Banyak sekali, bahkan di antara kita atau saya pribadi pun dengan sadar ingin memberikan yang terbaik bagi anak-anak. Apalagi prioritasnya kalau bukan soal sekolah, memberikan makanan yang bergizi dan tambahan kebutuhan-kebutuhan lainnya, terutama berkaitan erat dengan psikolog anak Selalu saja, para orangtua bekerja tiada lain untuk memenuhi itu semua, demi sang buah hati. Sangat disadari bahwa emosional seperti itu ada dalam setiap diri orangtua, ga mungkin kita tidak mengusahakan secara maksimal untuk anak-anak kita. Istilahnya, apapun caranya, apapun jalannya selama itu halal pasti akan diusahakan demi anak-anak. wow, PR besar yaa bagi kita sebagai orangtua :)

Namun, entah menjadi kultur atau kebiasaan, atau entahlah... hal-hal seperti itu (mengusahakan sesuatu demi anak) pada akhirnya mengarah kepada keinginan sang orangtua agar anaknya begini atau begitu, harus ikut ini itu, harus masuk sekolah dan jurusan ini itu, dengan alih-alih orangtua tau yang terbaik untuk anak. (bisa dimaklumi jika sang anak masih berada dalam pengaruh teman-teman di saat usia yang masih dini) , Namun kita sebagai orangtua selayaknya harus bisa bersikap bijak juga, mengetahui keinginan sang anak dan memfasilitasinya secara baik. Saya ga mau munafik, beberapa kali dalam mengawasi anak-anak atau mendidik anak-anak saya kehilangan keseimbangan secara nalar dan emosional, hingga sampai pada akhirnya tercetuslah perkataan "Kamu harus begini atau begitu" naah... adakah yang seperti saya? tak perlu malu, untuk sebuah pembelajaran, hukumnya wajib bagi setiap insan terbentur dalam lubang kecil dulu agar mampu melewatinya dengan lebih baik, karena dari situ kita belajar. Memang pada kenyataan akan selalu ada yang menyatakan "coba aja deh lo, ngomong sama praktek kan beda" yes, memang akan susah jika kita menempatkan pikiran kita pada hal tesebut. Ada baiknya kembali kita merubah pola pikir kita bahwa "ok, tidak ada yang tidak bisa saya kerjakan, karena saya adalah apa yang saya pikirkan".  (terbaca lebih ringan kan?)

Lalu bagaimana dengan persoalan ketika pada saat anak kita masih di usia balita, tentu setiap pertumbuhan hari demi harinya merupakan suatu prestasi bagi para orangtua, benar?

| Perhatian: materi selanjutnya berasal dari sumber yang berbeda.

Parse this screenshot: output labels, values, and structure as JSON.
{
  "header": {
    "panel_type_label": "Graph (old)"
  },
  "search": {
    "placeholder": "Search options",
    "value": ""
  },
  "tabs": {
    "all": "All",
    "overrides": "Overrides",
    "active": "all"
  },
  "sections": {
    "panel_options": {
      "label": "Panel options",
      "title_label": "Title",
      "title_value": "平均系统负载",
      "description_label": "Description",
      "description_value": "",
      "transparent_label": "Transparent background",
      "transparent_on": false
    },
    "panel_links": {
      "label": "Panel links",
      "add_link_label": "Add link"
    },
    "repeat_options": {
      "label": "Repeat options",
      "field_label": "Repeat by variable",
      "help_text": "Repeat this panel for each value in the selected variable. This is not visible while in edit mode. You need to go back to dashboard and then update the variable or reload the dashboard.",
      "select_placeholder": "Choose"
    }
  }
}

Namun sayangnya lagi... ketika kita tidak menemui hal tersebut dalam kepribadian anak kita, yang kita lakukan pada akhirnya menjudge atau malah membanding-bandingkan. "iya nih, anak gue ni susah diatur, anak gue ga bisa diem" (saya pernah mengucapkan hal seperti itu, namun alhamdulillah saya sudah mengurangi hal-hal yang negatif, saya tau bahwa setiap perkataan adalah doa, jadi semaksimal mungkin akan saya hindari kata-kata yang berimbas negatif pada anak-anak. Bagaimana dengan teman-teman yang mengalami hal serupa? *mari kita sama-sama intropeksi. Semakin lama kita mengatakan bahwa anak kita "seperti ini dan itu..." semakin lama hal tersebut akan masuk ke dalam alam bawah sadar anak kita. Jadi jangan heran ketika besar nanti, kita sebagai orangtua pun akan dibanding-bandingkan oleh anak kita. Ga mau kan? *sama :)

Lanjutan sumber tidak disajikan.